I had no appetite for several days. Which is just as well because I was afraid of food anyway. This began on Wednesday and I subsisted on Gatorade and water until Monday. Those days following the initial sickness were characterized by soreness. Apparently, vomiting is hard work. Very taxing on the muscles. I felt like a man who had been beaten in some back alley and left for dead. And this would only get worse.
But there are details that I have left out of this little story. The juicy bits. The drama, as it were. You see, the day I got sick was the first day that I stayed in the new rental property I had been forced to find on short notice.
It was small. Really small. Not enough room to cuss a cat without getting hair in your mouth. It was dark. Which was helpful because it was also filthy. The previous tenants had been of an entrepreneurial spirit; industrious and resourceful, though their business model lay outside the strict confines of the law.
At twelve minutes past midnight on Wednesday—somewhere between dry heaves and another soak—someone starts beating on my front door. Given my state I am not frightened, I am angry. I step outside, soaking wet, to find two fellas hoping that I had taken up the business vacated by the former tenants. I assured them that I had not. I decided right then and there that I would be moving as soon as I was physically able, even if that meant setting up a tent on the edge of town.
Fortunately, I am not living as a vagrant. I found a a good place just a few days later. Feeling somewhat better, I moved all of my furniture, yet again, into the new new house. Then the pain returned with a vengeance.
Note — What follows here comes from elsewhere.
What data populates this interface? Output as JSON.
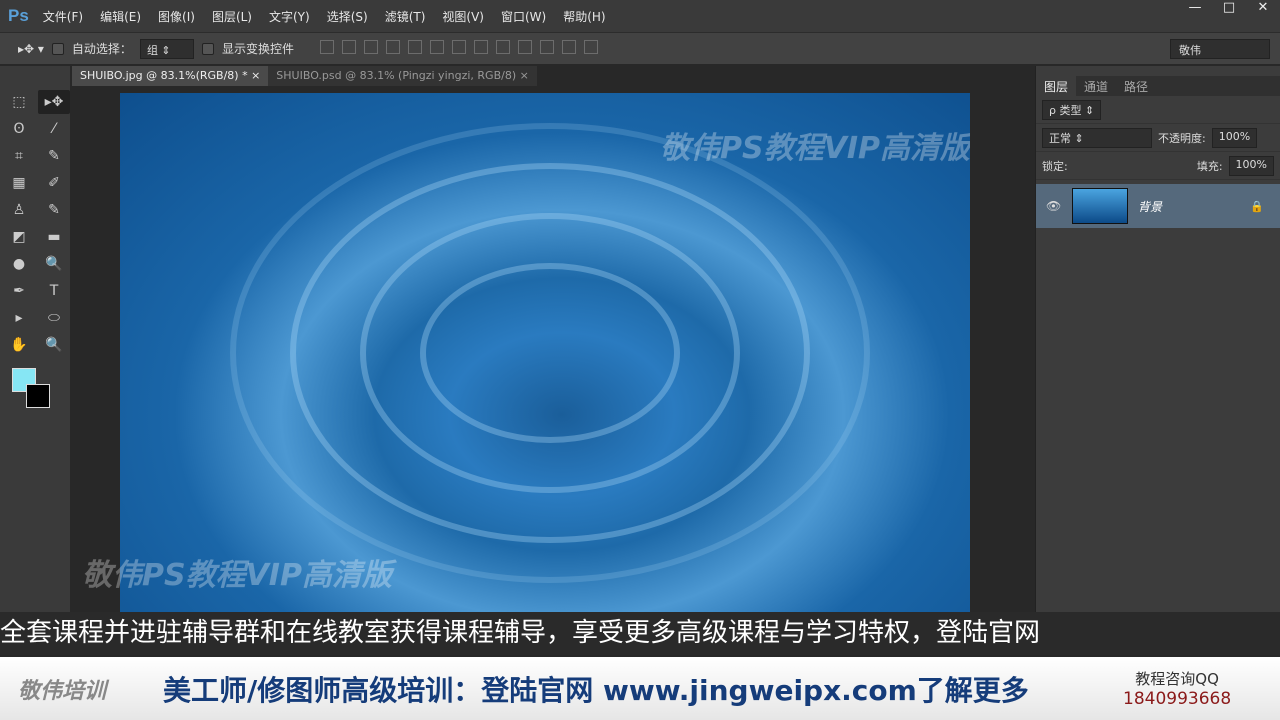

At this point a normal person would consult a physician. But I am stubborn and do not currently have health insurance. So unless I feel as though death is imminent I simply do not go to the doctor. I have only been once in the last twenty years.
When the members of our congregation saw me in such a distressed state, they prevailed upon me to speak to a medical professional. In the Providence of God, a friend who supports my work reached out to another friend who knew me through my work. That friend is a surgeon who specializes in “butts and guts,” as he so plainly put it.
After a brief consultation, he wagered that my lingering problem was not digestive. He suspects that I tore an abdominal muscle during the initial sickness. I then exacerbated the situation by heaving and hoisting all manner of heavy objects hither and yon. This made sense of both my symptoms and my recent activity.
So here it is, nearly three weeks later, and I am still recovering from food poisoning because I refused to be sensible and see a doctor. I am mending well. And I am also looking into obtaining some affordable health insurance. I reckon I would be a great deal less reluctant to take care of myself if I thought I could do so without having to choose between paying the physician or the landlord. Pray that I can find a decent policy without having to sell a kidney to get it.